UPDATE (5 December): 60 Minutes recently did an interview with the subject and author of the book. Their report follows a remarkably similar story arc to that of the book, though it does provide more information on the ‘three generations punishment system’ begun under Kim Il-sung.
UPDATE (3 April): [Book Review] A swift kick to the gut – swift, because the book is engrossing (and short) enough to finish in a single sitting; a kick to the gut because you won’t sleep afterwards. The idea that slaves are still bred and raised in this day and age, while the rest of the world turns at least a semi-blind eye, is disgusting enough, when you mix in the conditions these children are forced to fight and survive under … well, this one will haunt you for a while.
Escape from Camp 14 details the story of Shin Dong-hyuk, born to North Korean labor camp inmates occasionally allowed to breed as a reward for their hard work. The book cuts in and out of describing Shin’s life in the camp, North Korea in general, and Shin’s life during and after his escape. The sudden cuts from one story line to the next, in North Korea the main holidays are the birthdays of Kim Il-sung and Kim Jong-il … aren’t quite that abrupt, but they do occasionally get in the way of the story. At times, it felt like the author was stretching to get a book out of a long magazine article, but while it affects the flow, it doesn’t detract from the overall strength and message of the book.
Whether as a download or an actual book, new to North Korea or not, this one is worth reading.

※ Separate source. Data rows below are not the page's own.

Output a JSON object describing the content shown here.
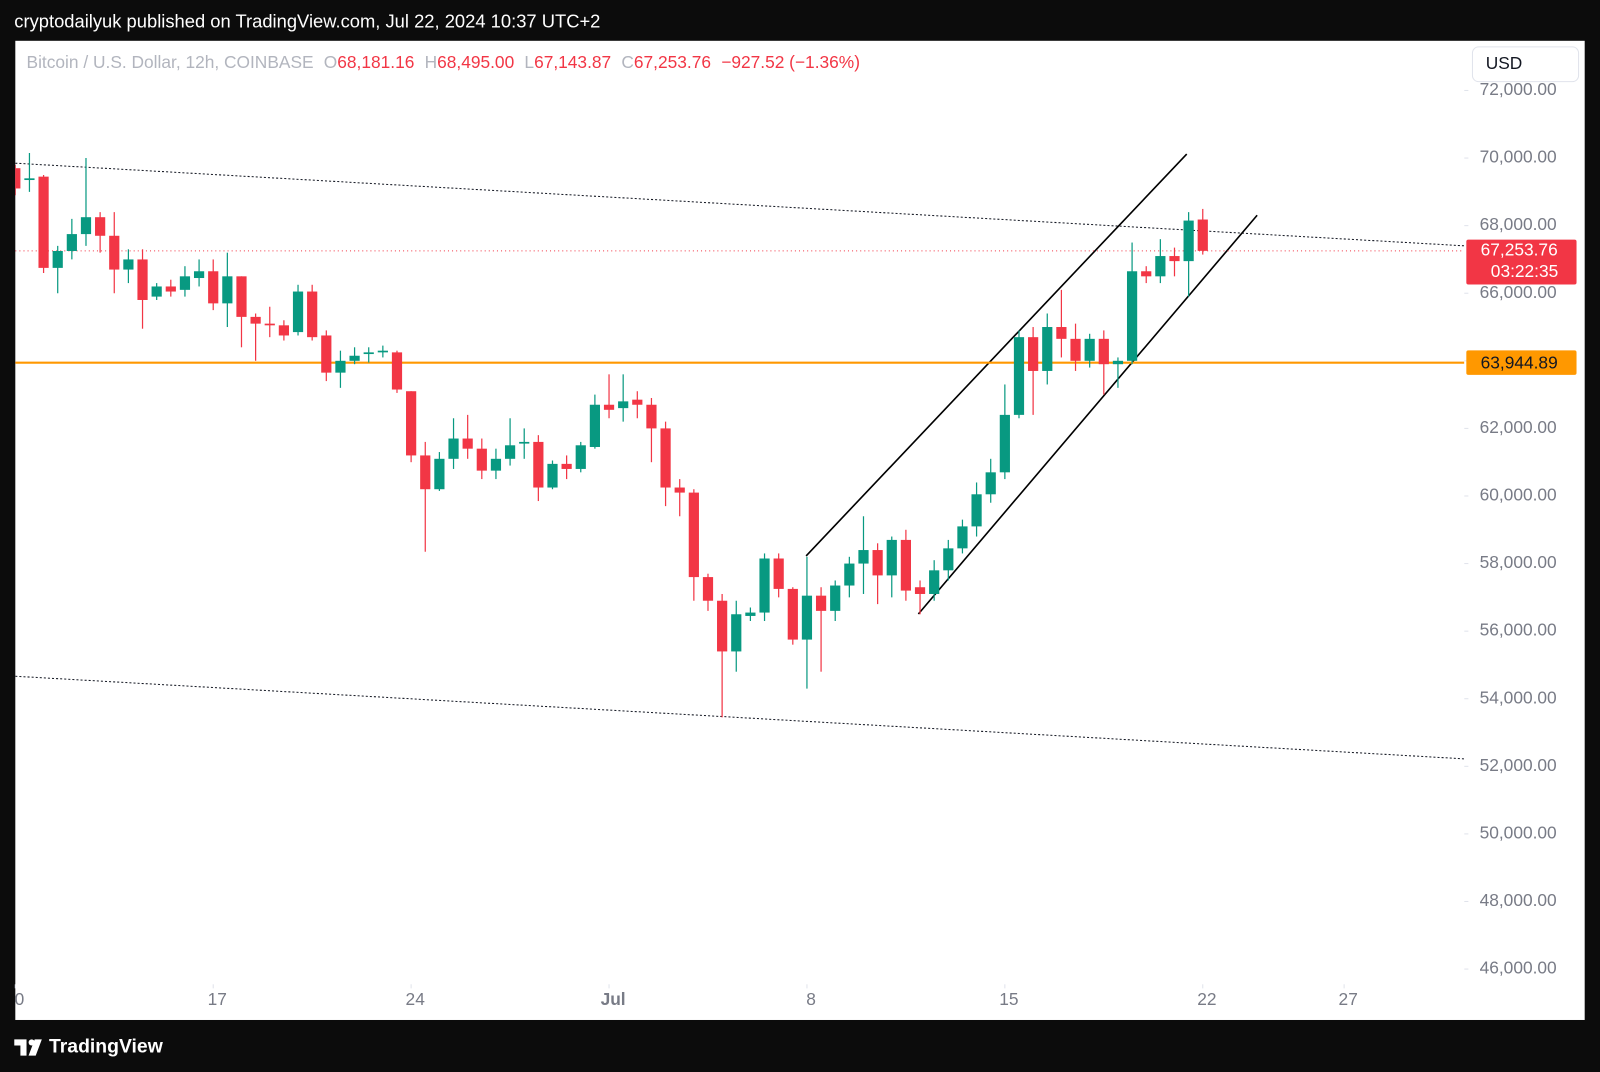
{
  "publisher": "cryptodailyuk published on TradingView.com, Jul 22, 2024 10:37 UTC+2",
  "brand": "TradingView",
  "currency": "USD",
  "chart_data": {
    "type": "candlestick",
    "title": "Bitcoin / U.S. Dollar, 12h, COINBASE",
    "ohlc_header": [
      {
        "key": "O",
        "value": "68,181.16"
      },
      {
        "key": "H",
        "value": "68,495.00"
      },
      {
        "key": "L",
        "value": "67,143.87"
      },
      {
        "key": "C",
        "value": "67,253.76"
      }
    ],
    "change": "−927.52 (−1.36%)",
    "up_color": "#089981",
    "down_color": "#f23645",
    "open": [
      69700,
      69350,
      69450,
      66750,
      67250,
      67750,
      68250,
      67700,
      66700,
      67000,
      65900,
      66200,
      66100,
      66450,
      66650,
      65700,
      66500,
      65300,
      65100,
      65050,
      64850,
      66050,
      64750,
      63650,
      64000,
      64200,
      64250,
      64250,
      63100,
      61200,
      60200,
      61100,
      61700,
      61400,
      60750,
      61100,
      61550,
      61600,
      60250,
      60950,
      60800,
      61450,
      62700,
      62600,
      62850,
      62700,
      62000,
      60250,
      60100,
      57600,
      56900,
      55400,
      56450,
      56550,
      58150,
      57250,
      55750,
      57050,
      56600,
      57350,
      58000,
      58400,
      57650,
      58700,
      57300,
      57100,
      57800,
      58450,
      59100,
      60050,
      60700,
      62400,
      64700,
      63700,
      65000,
      64650,
      64000,
      64650,
      63900,
      64000,
      66650,
      66500,
      67100,
      66950,
      68181.16
    ],
    "high": [
      69800,
      70150,
      69500,
      67400,
      68200,
      70000,
      68400,
      68400,
      67300,
      67300,
      66300,
      66400,
      66800,
      67000,
      67000,
      67200,
      66500,
      65400,
      65600,
      65200,
      66250,
      66250,
      64900,
      64300,
      64400,
      64400,
      64450,
      64300,
      63100,
      61600,
      61300,
      62300,
      62400,
      61700,
      61400,
      62300,
      62000,
      61800,
      61050,
      61200,
      61600,
      63000,
      63600,
      63600,
      63100,
      62900,
      62200,
      60500,
      60200,
      57700,
      57100,
      56900,
      56700,
      58300,
      58300,
      57300,
      58200,
      57300,
      57500,
      58200,
      59400,
      58600,
      58800,
      59000,
      57500,
      58100,
      58700,
      59300,
      60400,
      61100,
      63300,
      64900,
      65000,
      65400,
      66100,
      65100,
      64800,
      64900,
      64100,
      67500,
      66800,
      67600,
      67350,
      68400,
      68495
    ],
    "low": [
      68900,
      69000,
      66600,
      66000,
      67000,
      67400,
      67200,
      66000,
      66300,
      64950,
      65800,
      65900,
      65900,
      66200,
      65500,
      65000,
      64400,
      64000,
      64700,
      64600,
      64750,
      64600,
      63400,
      63200,
      63900,
      63950,
      64100,
      63050,
      61000,
      58350,
      60150,
      60800,
      61100,
      60500,
      60500,
      60900,
      61100,
      59850,
      60200,
      60500,
      60700,
      61400,
      62300,
      62200,
      62300,
      61000,
      59700,
      59400,
      56900,
      56600,
      53450,
      54800,
      56300,
      56300,
      57000,
      55600,
      54300,
      54800,
      56300,
      57000,
      57100,
      56800,
      57000,
      56900,
      56500,
      56900,
      57500,
      58300,
      58800,
      59800,
      60500,
      62300,
      62400,
      63300,
      64100,
      63700,
      63800,
      63000,
      63200,
      63900,
      66300,
      66300,
      66500,
      65900,
      67143.87
    ],
    "close": [
      69100,
      69400,
      66750,
      67250,
      67750,
      68250,
      67700,
      66700,
      67000,
      65800,
      66200,
      66050,
      66500,
      66650,
      65700,
      66500,
      65300,
      65100,
      65050,
      64750,
      66050,
      64700,
      63650,
      64000,
      64150,
      64250,
      64300,
      63150,
      61200,
      60200,
      61100,
      61700,
      61400,
      60750,
      61100,
      61500,
      61600,
      60250,
      60950,
      60800,
      61500,
      62700,
      62550,
      62800,
      62700,
      62000,
      60250,
      60100,
      57600,
      56900,
      55400,
      56500,
      56550,
      58150,
      57250,
      55750,
      57050,
      56600,
      57350,
      58000,
      58400,
      57650,
      58700,
      57200,
      57100,
      57800,
      58450,
      59100,
      60050,
      60700,
      62400,
      64700,
      63700,
      65000,
      64650,
      64000,
      64650,
      63900,
      64000,
      66650,
      66500,
      67100,
      66950,
      68150,
      67253.76
    ],
    "xlim": [
      0,
      102.5
    ],
    "xticks": [
      0,
      {
        "value": 14,
        "label": "17"
      },
      {
        "value": 28,
        "label": "24"
      },
      {
        "value": 42,
        "label": "Jul"
      },
      {
        "value": 56,
        "label": "8"
      },
      {
        "value": 70,
        "label": "15"
      },
      {
        "value": 84,
        "label": "22"
      },
      {
        "value": 94,
        "label": "27"
      }
    ],
    "ylim": [
      45550,
      73470
    ],
    "yticks": [
      {
        "value": 46000,
        "label": "46,000.00"
      },
      {
        "value": 48000,
        "label": "48,000.00"
      },
      {
        "value": 50000,
        "label": "50,000.00"
      },
      {
        "value": 52000,
        "label": "52,000.00"
      },
      {
        "value": 54000,
        "label": "54,000.00"
      },
      {
        "value": 56000,
        "label": "56,000.00"
      },
      {
        "value": 58000,
        "label": "58,000.00"
      },
      {
        "value": 60000,
        "label": "60,000.00"
      },
      {
        "value": 62000,
        "label": "62,000.00"
      },
      {
        "value": 64000,
        "label": "64,000.00"
      },
      {
        "value": 66000,
        "label": "66,000.00"
      },
      {
        "value": 68000,
        "label": "68,000.00"
      },
      {
        "value": 70000,
        "label": "70,000.00"
      },
      {
        "value": 72000,
        "label": "72,000.00"
      }
    ],
    "last_price": {
      "value": 67253.76,
      "label": "67,253.76",
      "countdown": "03:22:35"
    },
    "horizontal_line": {
      "value": 63944.89,
      "label": "63,944.89",
      "color": "#ff9800"
    }
  }
}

[ORIGINAL POSTING, 29 March] The publication this week of Escape from Camp 14, a book on one man’s life in a North Korean gulag, has brought renewed mass market media attention to the plight of North Korean defectors. I just got the book and have not yet read it; I promise a full review once I finish. For now, a few general comments on North Korean defectors and their previous writings.
I get it that many people (especially, but not only, on the South Korean and Japanese left) believe that North Korean defector testimony can be untrustworthy, given few, if any, people are available to confirm the author’s veracity. After the recent fiascoes with ‘eyewitness testimony’ in Greg Mortenson’s Three Cups of Tea (see, Three Cups of Deceit, by Jon Krakauer) and Mike Daisey’s The Agony and the Ecstasy of Steve Jobs, I understand the hesitancy to fully trust the stories in Escape from Camp 14, an issue I’m sure the editors of The Atlantic were concerned with when they excerpted, Born in the Gulag: Why a North Korean Boy Sent His Own Mother to Her Death from the book.
That said, I’ve met, worked with, and studied from enough North Korean defectors to feel that, even if certain details are … massaged, there is enough overlap in the stories to make at least the broad claims of beatings, torture, starvation, and other atrocities credible. With 10s of 1000s of people forced to suffer and live in labor and penal colonies, brought on not only by their own ‘crimes’ but also by any crimes committed by family members, the human rights situation in North Korea is one of the largest, longest-surviving, yet least discussed crimes on the planet. [For some offences, North Korea punishes three generations of your family – meaning that if your brother, for example, mouths off about the government, you join him, your parents and grandparents, or children, in the camps]
Want to learn more about the issue? I recommend the Atlantic article (photo credited to that article) mentioned above, Aquariums of Pyongyang: Ten Years in the North Korean Gulag by Kang Chol-Hwan, a survivor of the camps originally sent there as a child due to comments made by his grandfather (and the three generations punishment policy), Nothing to Envy: Ordinary Lives in North Korea by LA Times reporter Barbara Demick, and Witness to Transformation: Refugee Insights into North Korea, a much more quantitative (i.e. boring) approach to the issue.
Want to actually do something about the issue? Tough. There’s very little you can do for those still trapped in the North (or sent back to the North by China), unless you are or can influence a senior member of the Chinese or North Korean government.